O imperador disse a Ketia: “Você falou bem e sua declaração está correta. Mas eles jogam qualquer um que derrote o rei em uma discussão em uma casa cheia de cinzas para morrer.” (Avodah Zarah 10b)

O que? Ketia estava certo no que disse, o que era um grande serviço ao Império Romano, e ele seria … executado? Sim, e ele foi. Mas não antes de se converter ao judaísmo e se tornar um kodesh ao sair. O Talmud até termina a história dizendo que uma Voz Celestial gritou que Ketia bar Shalom estava realmente a caminho do Mundo vindouro.
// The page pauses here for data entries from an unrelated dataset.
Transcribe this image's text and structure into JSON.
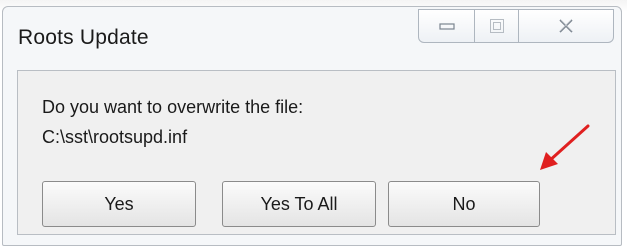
{
  "window": {
    "title": "Roots Update",
    "caption_buttons": {
      "minimize_icon": "minimize-icon",
      "maximize_icon": "maximize-icon",
      "close_icon": "close-icon"
    }
  },
  "dialog": {
    "message_line1": "Do you want to overwrite the file:",
    "message_line2": "C:\\sst\\rootsupd.inf",
    "buttons": {
      "yes": "Yes",
      "yes_to_all": "Yes To All",
      "no": "No"
    }
  },
  "annotation": {
    "arrow_color": "#e02020",
    "icon": "arrow-icon"
  }
}
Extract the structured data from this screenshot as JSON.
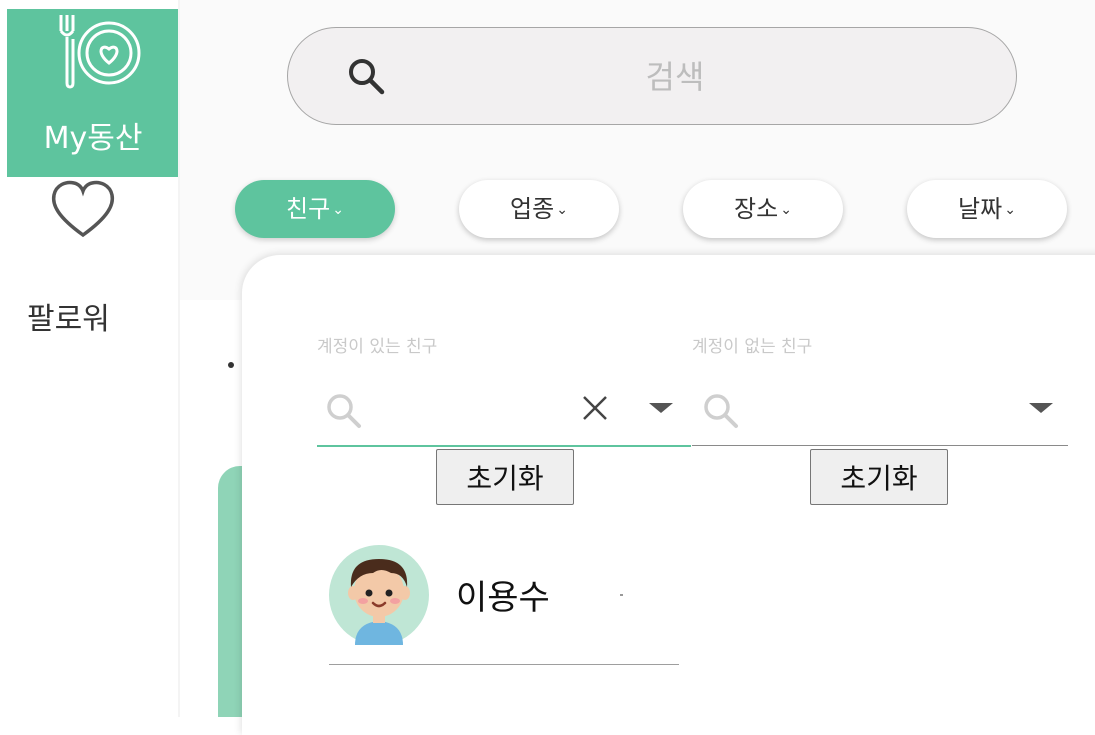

Ao contrário do imperador romano que executou Ketia, no entanto. Que tipo de sociedade impõe uma regra como essa, que aquele que contradiz o rei morre mesmo que ele fale a verdade? Aquele que não se preocupa com a verdade, mas apenas em vencer, em conseguir o que quer. Implore, peça emprestado ou roube … o que for preciso para conseguir o que deseja. E qualquer um que queira vencer mesmo às custas da verdade é tão parecido com o Esav quanto possível e certamente receberá sua “recompensa” por ser assim.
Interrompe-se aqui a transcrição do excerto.